Ao falar sobre Contos de Ir Embora, Natércia demonstra muito orgulho da cria. O livro foi escrito em pausas. “Quando tinha o livro quase pronto, fui assaltada e levaram meu computador com tudo. Já tinha outro livro de poesia e perdi tudo. Isso tudo já de 2012 para 2013. Consegui recuperar alguma coisa nos rascunho de e-mails e escrevi o conto O Diário de Alina Reyes. Foi quando decidi publicar Contos de Ir Embora.”

Comento com Natércia que a obra me ganhou pelo título. Ela explica que quando reuniu tudo percebeu que, em todas as histórias, alguém ia embora. “Na verdade, o livro me ensinou muito. Desde perder tudo até a hora que ele finalmente ficou pronto. Quando levaram meu computador, percebi que a minha vida toda estava dentro de um objeto. E o quão terrível é isso. Nos tornamos reféns dessas máquinas. Entendi como a vida me dizendo para ir com mais calma”, comenta entre risadas.

Natércia frisa que Contos de Ir Embora é uma espécie de xodó. “Foi o momento de trabalhar com outra linguagem. De me expressar diferente. Além de que tive parcerias incríveis como Audifax Rios, que lindamente ilustrou minhas páginas e o prefácio do querido Nilto Maciel.” O livro foi premiado no IX Edital de Incentivo às Artes da Secult, em 2014.

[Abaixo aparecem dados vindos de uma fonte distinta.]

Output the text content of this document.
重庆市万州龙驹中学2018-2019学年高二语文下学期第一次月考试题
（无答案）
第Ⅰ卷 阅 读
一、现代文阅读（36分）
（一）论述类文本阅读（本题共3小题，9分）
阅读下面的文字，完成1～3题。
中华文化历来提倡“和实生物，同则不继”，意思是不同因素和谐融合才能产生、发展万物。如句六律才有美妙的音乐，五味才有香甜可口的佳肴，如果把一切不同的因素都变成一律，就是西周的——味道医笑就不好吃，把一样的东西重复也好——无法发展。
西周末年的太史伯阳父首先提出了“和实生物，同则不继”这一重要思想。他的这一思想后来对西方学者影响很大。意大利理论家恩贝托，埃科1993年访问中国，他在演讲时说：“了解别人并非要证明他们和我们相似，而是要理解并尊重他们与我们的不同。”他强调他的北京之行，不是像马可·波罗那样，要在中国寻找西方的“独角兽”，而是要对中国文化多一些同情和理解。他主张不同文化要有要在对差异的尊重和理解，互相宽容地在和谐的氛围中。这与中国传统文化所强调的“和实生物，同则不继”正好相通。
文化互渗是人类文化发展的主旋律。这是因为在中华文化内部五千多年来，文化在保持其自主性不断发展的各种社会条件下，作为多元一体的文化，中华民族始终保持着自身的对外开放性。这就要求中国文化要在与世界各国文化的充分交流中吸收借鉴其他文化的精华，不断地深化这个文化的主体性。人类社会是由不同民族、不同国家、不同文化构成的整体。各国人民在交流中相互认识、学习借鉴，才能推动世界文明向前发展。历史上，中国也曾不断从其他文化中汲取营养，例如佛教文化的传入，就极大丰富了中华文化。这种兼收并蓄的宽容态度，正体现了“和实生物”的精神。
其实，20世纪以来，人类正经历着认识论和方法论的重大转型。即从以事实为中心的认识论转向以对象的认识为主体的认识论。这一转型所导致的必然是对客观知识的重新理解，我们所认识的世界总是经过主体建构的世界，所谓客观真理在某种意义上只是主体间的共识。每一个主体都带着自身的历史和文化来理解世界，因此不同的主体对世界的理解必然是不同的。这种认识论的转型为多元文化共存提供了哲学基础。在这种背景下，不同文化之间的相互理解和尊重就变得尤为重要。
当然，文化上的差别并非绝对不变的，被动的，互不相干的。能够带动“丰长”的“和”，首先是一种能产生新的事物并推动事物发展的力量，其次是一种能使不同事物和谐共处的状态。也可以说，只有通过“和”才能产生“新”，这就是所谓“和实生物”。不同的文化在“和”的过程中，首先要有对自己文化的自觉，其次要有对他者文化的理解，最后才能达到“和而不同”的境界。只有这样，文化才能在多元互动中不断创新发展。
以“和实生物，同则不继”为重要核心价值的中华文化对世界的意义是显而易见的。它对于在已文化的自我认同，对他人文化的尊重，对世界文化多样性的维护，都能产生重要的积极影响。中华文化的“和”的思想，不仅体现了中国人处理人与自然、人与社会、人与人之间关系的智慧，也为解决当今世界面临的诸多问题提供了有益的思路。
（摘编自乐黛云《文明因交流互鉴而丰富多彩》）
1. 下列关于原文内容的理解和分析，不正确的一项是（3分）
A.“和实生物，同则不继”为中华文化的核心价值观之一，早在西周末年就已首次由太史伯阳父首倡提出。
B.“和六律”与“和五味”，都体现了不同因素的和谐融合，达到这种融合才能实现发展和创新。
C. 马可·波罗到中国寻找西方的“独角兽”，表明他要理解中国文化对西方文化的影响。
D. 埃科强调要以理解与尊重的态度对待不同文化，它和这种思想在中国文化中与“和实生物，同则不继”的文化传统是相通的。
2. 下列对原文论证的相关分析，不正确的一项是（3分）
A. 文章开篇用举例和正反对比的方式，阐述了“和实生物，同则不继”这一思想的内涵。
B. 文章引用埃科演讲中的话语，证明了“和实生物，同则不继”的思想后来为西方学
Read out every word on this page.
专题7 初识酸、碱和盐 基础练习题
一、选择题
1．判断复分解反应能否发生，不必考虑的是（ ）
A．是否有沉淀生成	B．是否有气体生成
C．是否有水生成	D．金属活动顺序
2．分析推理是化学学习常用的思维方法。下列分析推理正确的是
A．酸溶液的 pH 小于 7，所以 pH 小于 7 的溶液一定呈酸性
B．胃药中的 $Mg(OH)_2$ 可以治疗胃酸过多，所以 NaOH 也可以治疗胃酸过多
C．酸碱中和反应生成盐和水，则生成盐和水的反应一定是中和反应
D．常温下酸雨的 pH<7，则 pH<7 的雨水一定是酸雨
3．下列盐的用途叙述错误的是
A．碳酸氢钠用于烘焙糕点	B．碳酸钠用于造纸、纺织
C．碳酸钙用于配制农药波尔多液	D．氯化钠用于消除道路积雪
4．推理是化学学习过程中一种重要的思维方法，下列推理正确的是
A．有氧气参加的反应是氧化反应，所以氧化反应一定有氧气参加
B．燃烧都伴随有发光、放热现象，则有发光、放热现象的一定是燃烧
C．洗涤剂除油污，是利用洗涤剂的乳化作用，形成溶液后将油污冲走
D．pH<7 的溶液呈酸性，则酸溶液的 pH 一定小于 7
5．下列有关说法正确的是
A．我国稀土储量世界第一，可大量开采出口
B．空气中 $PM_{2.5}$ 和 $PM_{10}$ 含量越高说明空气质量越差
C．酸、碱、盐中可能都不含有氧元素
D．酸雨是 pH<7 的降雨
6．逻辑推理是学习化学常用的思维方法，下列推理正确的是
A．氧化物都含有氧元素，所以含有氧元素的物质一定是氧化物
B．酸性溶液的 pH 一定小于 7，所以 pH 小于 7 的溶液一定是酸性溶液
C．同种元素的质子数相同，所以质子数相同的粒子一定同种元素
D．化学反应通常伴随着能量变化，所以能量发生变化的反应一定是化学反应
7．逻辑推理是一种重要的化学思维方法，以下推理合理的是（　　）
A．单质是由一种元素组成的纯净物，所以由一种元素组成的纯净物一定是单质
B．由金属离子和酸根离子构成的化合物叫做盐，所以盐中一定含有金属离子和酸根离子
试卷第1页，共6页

O vento frio e o silêncio das ruas noturnas do Centro já entravam pela janela quando pergunto a Natércia sobre viver de literatura. A resposta é dura e franca. “Não é fácil. Não existe um momento para sentar e curtir a ‘cria’ (risos). Você não pode parar porque as contas não param. Então, sempre é preciso novos projetos, novas ideias. Sempre caminhando.”

Além das obras citadas acima, Natércia é autora da biografia do humorista cearense Chico Anysio, da Coleção Terra Bárbara, publicado pelas Edições Demócrito Rocha e do livro institucional E Assim se Passaram 25 Anos, uma edição comemorativa das bodas de prata do Programa de Ação Integrada para o Aposentado. Em abril deste ano, a escritora lançou mais um projeto: Da Janela Lateral. Um documentário sobre o Centro que acontece da janela do 9º andar. Foram sete anos captando cenas que mais lhe chamavam atenção. “O trabalho fala sobre a minha jornada aqui. Neste prédio. É dinâmica e solidão”, detalha.

Disponível no YouTube, o documentário de quinze minutos é dividido em três dias e duas
noites, onde estão condensados fragmentos do dia a dia e suas contradições. Natércia afirma que em nenhum momento pensou em fazer algo grandioso ou denúncia sobre a realidade em que as pessoas que moram nas ruas do Centro estão inseridas. “Essa gente que vive, trabalha e mora na rua, tem um acordo de respeito entre eles. Eu consegui captar isso”, orgulha-se.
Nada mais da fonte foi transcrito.